Welford’s algorithm for batch statistics updates
Created:
Computing moving statistics (e.g. mean and variance) is useful when dealing with very large datasets. Welford’s algorithm is one method for achieving this. This post derives how it works for single sample as well as batch updates.
Define \(\bar{x}_n=\frac{1}{n}\sum^n_i x_i\), \(M_{2,n}=\sum^n_i (x_i-\bar{x}_n)^2\), such that the biased variance is \(\sigma_n^2=\frac{M_{2,n}}{n}\) and the unbiased one is \(s_n^2=\frac{M_{2,n}}{(n-1)}\).
batch_size=1 case
\(\bar{x}_n=\bar{x}_{n-1}+\frac{x_n-\bar{x}_{n-1}}{n}\) \(M_{2,n}=M_{2,n-1}+(x_n-\bar{x}_n)(x_n-\bar{x}_{n-1})\)
Define \(\delta=x_n-\bar{x}_{n-1}\), \(M_a=(n-1)\sigma_{n-1}\), such that \(M_{2,n}=M_a+\delta(x_n-\bar{x}_n)\)

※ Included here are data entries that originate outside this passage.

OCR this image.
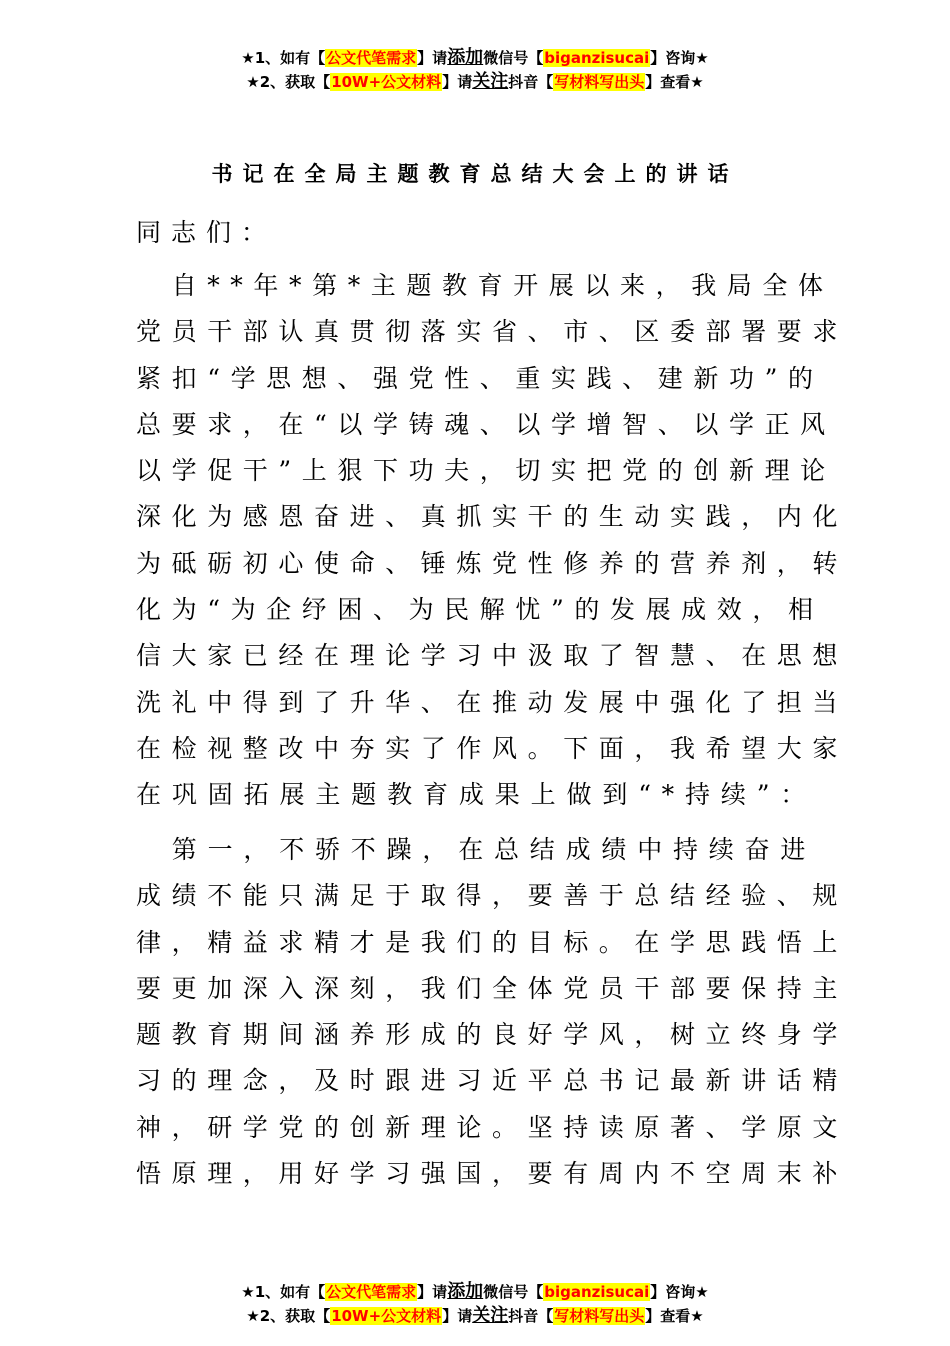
★1、如有【公文代笔需求】请添加微信号【biganzisucai】咨询★
★2、获取【10W+公文材料】请关注抖音【写材料写出头】查看★
书记在全局主题教育总结大会上的讲话
同志们：
　自**年*第*主题教育开展以来，我局全体
党员干部认真贯彻落实省、市、区委部署要求
紧扣“学思想、强党性、重实践、建新功”的
总要求，在“以学铸魂、以学增智、以学正风
以学促干”上狠下功夫，切实把党的创新理论
深化为感恩奋进、真抓实干的生动实践，内化
为砥砺初心使命、锤炼党性修养的营养剂，转
化为“为企纾困、为民解忧”的发展成效，相
信大家已经在理论学习中汲取了智慧、在思想
洗礼中得到了升华、在推动发展中强化了担当
在检视整改中夯实了作风。下面，我希望大家
在巩固拓展主题教育成果上做到“*持续”：
　第一，不骄不躁，在总结成绩中持续奋进
成绩不能只满足于取得，要善于总结经验、规
律，精益求精才是我们的目标。在学思践悟上
要更加深入深刻，我们全体党员干部要保持主
题教育期间涵养形成的良好学风，树立终身学
习的理念，及时跟进习近平总书记最新讲话精
神，研学党的创新理论。坚持读原著、学原文
悟原理，用好学习强国，要有周内不空周末补
★1、如有【公文代笔需求】请添加微信号【biganzisucai】咨询★
★2、获取【10W+公文材料】请关注抖音【写材料写出头】查看★
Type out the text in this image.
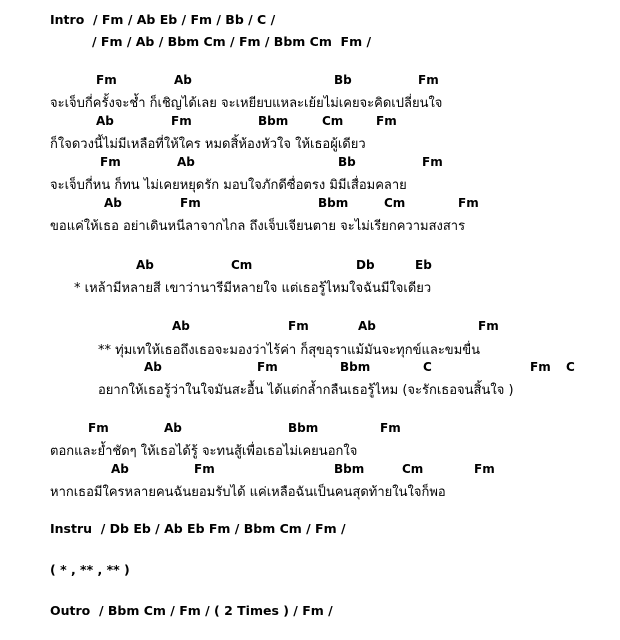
Intro  / Fm / Ab Eb / Fm / Bb / C /
/ Fm / Ab / Bbm Cm / Fm / Bbm Cm  Fm /
Fm	Ab	Bb	Fm
จะเจ็บกี่ครั้งจะช้ำ ก็เชิญได้เลย จะเหยียบแหละเย้ยไม่เคยจะคิดเปลี่ยนใจ
Ab	Fm	Bbm	Cm	Fm
ก็ใจดวงนี้ไม่มีเหลือที่ให้ใคร หมดสิ้ห้องหัวใจ ให้เธอผู้เดียว
Fm	Ab	Bb	Fm
จะเจ็บกี่หน ก็ทน ไม่เคยหยุดรัก มอบใจภักดีซื่อตรง มิมีเสื่อมคลาย
Ab	Fm	Bbm	Cm	Fm
ขอแค่ให้เธอ อย่าเดินหนีลาจากไกล ถึงเจ็บเจียนตาย จะไม่เรียกความสงสาร
Ab	Cm	Db	Eb
* เหล้ามีหลายสี เขาว่านารีมีหลายใจ แต่เธอรู้ไหมใจฉันมีใจเดียว
Ab	Fm	Ab	Fm
** ทุ่มเทให้เธอถึงเธอจะมองว่าไร้ค่า ก็สุขอุราแม้มันจะทุกข์และขมขื่น
Ab	Fm	Bbm	C	Fm C
อยากให้เธอรู้ว่าในใจมันสะอื้น ได้แต่กล้ำกลืนเธอรู้ไหม (จะรักเธอจนสิ้นใจ )
Fm	Ab	Bbm	Fm
ตอกและย้ำชัดๆ ให้เธอได้รู้ จะทนสู้เพื่อเธอไม่เคยนอกใจ
Ab	Fm	Bbm	Cm	Fm
หากเธอมีใครหลายคนฉันยอมรับได้ แค่เหลือฉันเป็นคนสุดท้ายในใจก็พอ
Instru  / Db Eb / Ab Eb Fm / Bbm Cm / Fm /
( * , ** , ** )
Outro  / Bbm Cm / Fm / ( 2 Times ) / Fm /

Note that \(x_n-\bar{x}_n=\frac{nx_n-\sum_i^nx_i}{n}=\frac{(n-1)x_n-\sum_i^{n-1}x_i}{n}=(n-1)\frac{x_n-\bar{x}_{n-1}}{n}=\delta\frac{n-1}{n}\) Therefore, \(M_{2,n}=M_a+\delta^2*\frac{n-1}{n}\)
batch_size=\(b\)
Let \(\bar{x}_n\) be the new mean to be calculated (i.e. corresponding to \(\bar{x}_n\)). Given previously calculated mean \(\bar{x}_{n'}\) (i.e. corresponding to \(\bar{x}_{n-1}\)) and variance (from \(M_{2,n'}\)) from \(n'\) samples, with an additional batch of size \(b\) samples, how to update the mean and variance?
mean
\(\begin{align*} \bar{x}_n &= \bar{x}_{n'}+\frac{\sum_i^b(x_i-\bar{x}_{n'})}{n} \\ &=\bar{x}_{n'}+\frac{(\bar{x}_b-\bar{x}_{n'})b}{n} \\ &= \bar{x}_{n'}+\delta\frac{b}{n} \end{align*}\) where \(\bar{x}_b\) is the batch mean, total number of samples is \(n=n'+b\), and we re-define \(\delta=\bar{x}_b-\bar{x}_{n'}\).
variance
\(\begin{align*} M_{2,n} = \sum^n_i (x_i-\bar{x}_n)^2 = \sum^{n'}_i (x_i-\bar{x}_n)^2 &+ \sum^b_j (x_j-\bar{x}_n)^2 \\ \text{The first term, } \sum^{n'}_i (x_i-\bar{x}_n)^2 &= \sum^{n'}_i (x_i-\bar{x}_{n'} + \frac{b}{n}(\bar{x}_{n'}-\bar{x}_b))^2 \\ &= \sum^{n'}_i (x_i-\bar{x}_{n'})^2 + 2\frac{b}{n}(\bar{x}_{n'}-\bar{x}_b)\sum^{n'}_i (x_i-\bar{x}_{n'}) + \sum^{n'}_i (\frac{b}{n}(\bar{x}_{n'}-\bar{x}_b))^2 \\ &= M_{2,n-1} + 0 + n'\frac{b^2}{n^2}(\bar{x}_{n'}-\bar{x}_b)^2 \\ &= M_{2,n-1} + n'\frac{b^2}{n^2}\delta^2 \end{align*}\) \(\begin{align*} \text{The second term, } \sum^b_j (x_j-\bar{x}_n)^2 &= \sum^b_j (x_j-\bar{x}_b+\frac{n'}{n}(\bar{x}_b-\bar{x}_{n'}))^2 \\ &= \sum^b_j (x_j-\bar{x}_b)^2 + b\frac{n'^2}{n^2}(\bar{x}_{n'}-\bar{x}_b)^2 \\ &= M_b + b\frac{n'^2}{n^2}\delta^2\\ \text{Putting them together, } M_{2,n} &= M_{2,n'} + \sum^b_j (x_j-\bar{x}_b)^2 + \frac{n'b(n'+b)}{n^2}(\bar{x}_{n'}-\bar{x}_b)^2 \\ &= M_a + M_b + \frac{n'b(n'+b)}{n^2}\delta^2\\ &= M_a + M_b + \frac{n'b}{n}\delta^2 \end{align*}\) where in the code, we define \(M_a=M_{2,n'}\), \(M_b = b\sigma_b^2\) for the corresponding value of the current batch.